The Law Foundation of Newfoundland and Labrador provided funding to make historical court decisions (rendered before 2003) from the province freely available on the CanLII website.  Lexum identified the decisions, scanned them, generated word processing versions, converted them to HTML and PDF, and published the resulting files online.

The Challenge

The Law Foundation of Newfoundland and Labrador provides grants to advance public understanding of the law and access to legal services. The Foundation provided a grant to CanLII in order to improve access to court decisions pre-dating 2003, which were available only in printed case law reports. Creating mass digital resources from legacy documents involves a certain level of complexity. In this case, for each decision, the sources needed to be identified, scanned, processed and disseminated through CanLII. Lexum came up with a pragmatic, economical solution to this challenge.

The Solution

As a preliminary step, the list of decisions to be processed was identified by querying CanLII’s citator and isolating decisions which had not yet been made available on the CanLII’s website. The next step was to locate the ideal source of each decision to constitute the groundwork of the digital data. Decisions were individually scanned from dozens of volumes borrowed from local law libraries, as well as paper-based Canadian case law material accumulated by Lexum over the years.  A thorough quality control process was performed on the resulting image files: each one was checked for any missing pages.

The PDF images were then converted into usable digital text using Optical Character Recognition (OCR). After proofreading the resulting text in order to eliminate possible spelling mistakes and typos, the decisions’ content was formatted into Microsoft Word in a specifically designed template.  Proprietary content found in the printed reports, such as summaries, headnotes, editor’s notes and headers/footers were omitted in the resulting Word files. Only the reasons for decisions were retained.  The name of the Court, case name, neutral citation, decision date and docket numbers were extracted and formatted. A set of Word styles were applied to various portions of the text in order to better control the documents’ visual appearance. Paragraph numbering was also added where there was none. These files then went through another quality control step, where metadata and text were checked for any errors.
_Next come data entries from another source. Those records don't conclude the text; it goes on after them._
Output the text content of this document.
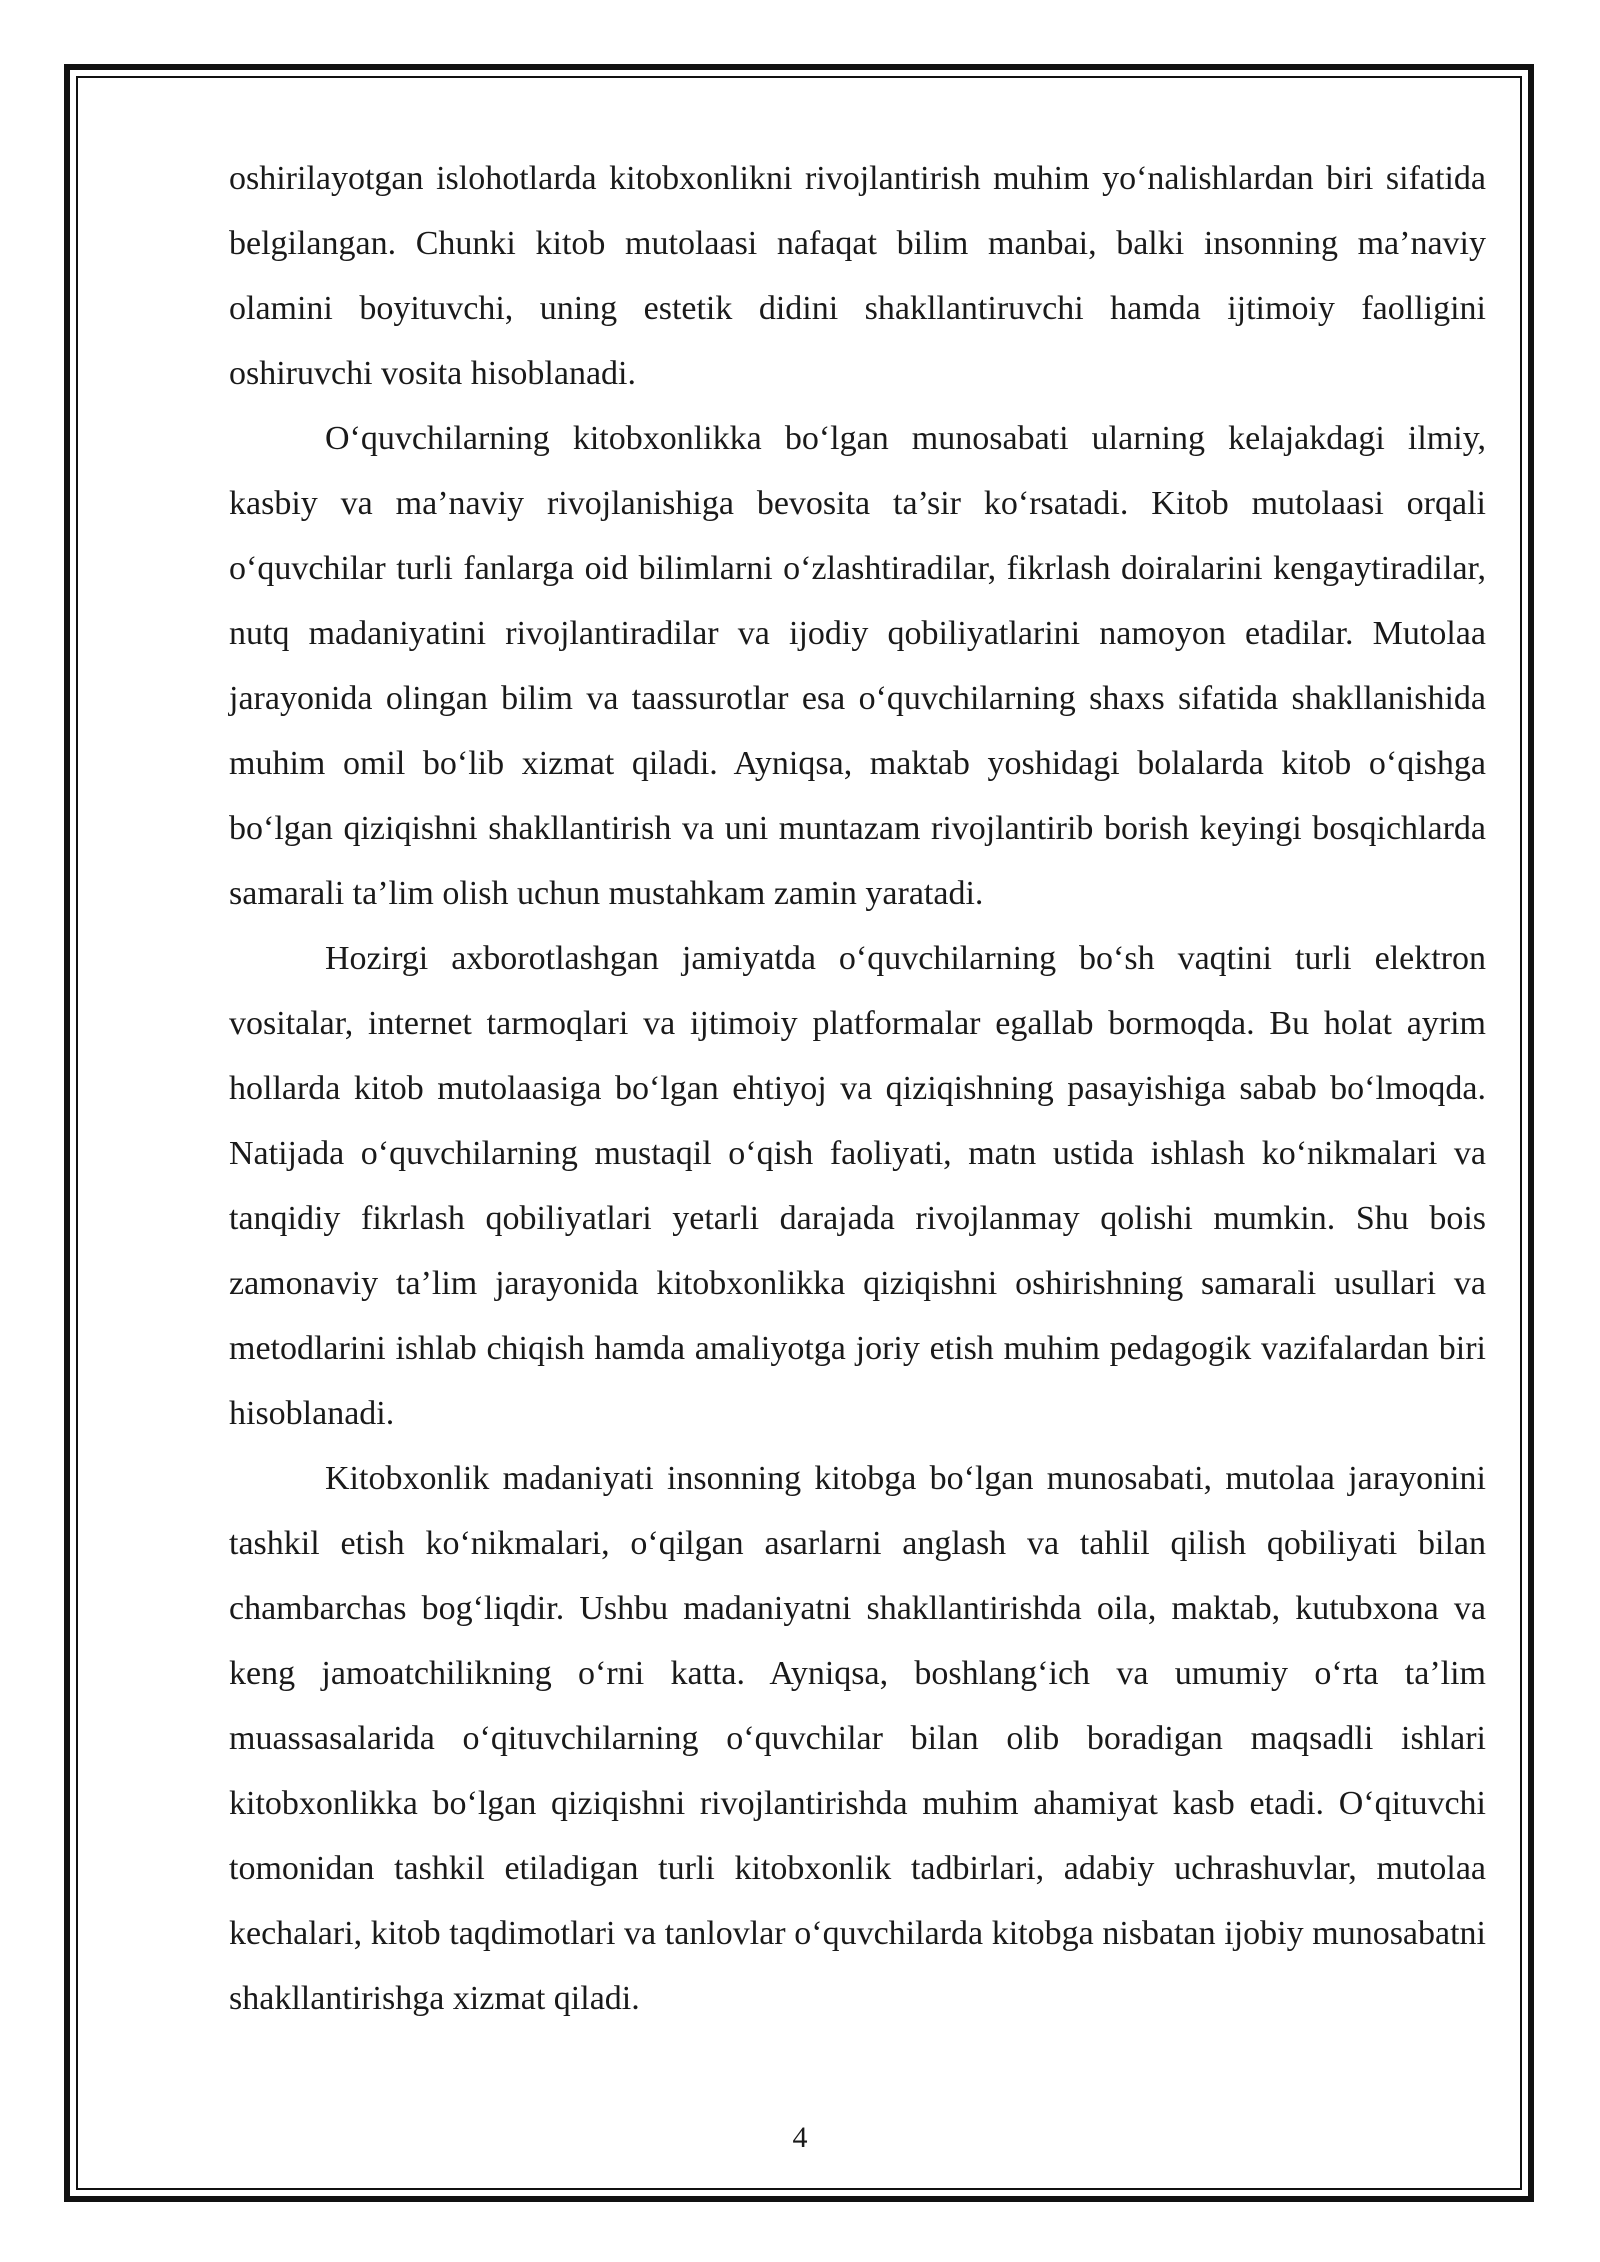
oshirilayotgan islohotlarda kitobxonlikni rivojlantirish muhim yo‘nalishlardan biri sifatida belgilangan. Chunki kitob mutolaasi nafaqat bilim manbai, balki insonning ma’naviy olamini boyituvchi, uning estetik didini shakllantiruvchi hamda ijtimoiy faolligini oshiruvchi vosita hisoblanadi.

O‘quvchilarning kitobxonlikka bo‘lgan munosabati ularning kelajakdagi ilmiy, kasbiy va ma’naviy rivojlanishiga bevosita ta’sir ko‘rsatadi. Kitob mutolaasi orqali o‘quvchilar turli fanlarga oid bilimlarni o‘zlashtiradilar, fikrlash doiralarini kengaytiradilar, nutq madaniyatini rivojlantiradilar va ijodiy qobiliyatlarini namoyon etadilar. Mutolaa jarayonida olingan bilim va taassurotlar esa o‘quvchilarning shaxs sifatida shakllanishida muhim omil bo‘lib xizmat qiladi. Ayniqsa, maktab yoshidagi bolalarda kitob o‘qishga bo‘lgan qiziqishni shakllantirish va uni muntazam rivojlantirib borish keyingi bosqichlarda samarali ta’lim olish uchun mustahkam zamin yaratadi.

Hozirgi axborotlashgan jamiyatda o‘quvchilarning bo‘sh vaqtini turli elektron vositalar, internet tarmoqlari va ijtimoiy platformalar egallab bormoqda. Bu holat ayrim hollarda kitob mutolaasiga bo‘lgan ehtiyoj va qiziqishning pasayishiga sabab bo‘lmoqda. Natijada o‘quvchilarning mustaqil o‘qish faoliyati, matn ustida ishlash ko‘nikmalari va tanqidiy fikrlash qobiliyatlari yetarli darajada rivojlanmay qolishi mumkin. Shu bois zamonaviy ta’lim jarayonida kitobxonlikka qiziqishni oshirishning samarali usullari va metodlarini ishlab chiqish hamda amaliyotga joriy etish muhim pedagogik vazifalardan biri hisoblanadi.

Kitobxonlik madaniyati insonning kitobga bo‘lgan munosabati, mutolaa jarayonini tashkil etish ko‘nikmalari, o‘qilgan asarlarni anglash va tahlil qilish qobiliyati bilan chambarchas bog‘liqdir. Ushbu madaniyatni shakllantirishda oila, maktab, kutubxona va keng jamoatchilikning o‘rni katta. Ayniqsa, boshlang‘ich va umumiy o‘rta ta’lim muassasalarida o‘qituvchilarning o‘quvchilar bilan olib boradigan maqsadli ishlari kitobxonlikka bo‘lgan qiziqishni rivojlantirishda muhim ahamiyat kasb etadi. O‘qituvchi tomonidan tashkil etiladigan turli kitobxonlik tadbirlari, adabiy uchrashuvlar, mutolaa kechalari, kitob taqdimotlari va tanlovlar o‘quvchilarda kitobga nisbatan ijobiy munosabatni shakllantirishga xizmat qiladi.

4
Finally, the project involved publishing this new content on the CanLII website.  Over the last few years, more than 40,000 pages, in other words, 4,600 decisions, have been digitized in this manner. Doing so has augmented the exhaustive coverage for Newfoundland and Labrador superior courts on CanLII by 16 years (back to 1987 from 2003). Citation information was updated accordingly, and a judicial history check was performed on the Court of Appeal of Newfoundland and Labrador database so that any and all possible associations could be made between trial and appeal decisions.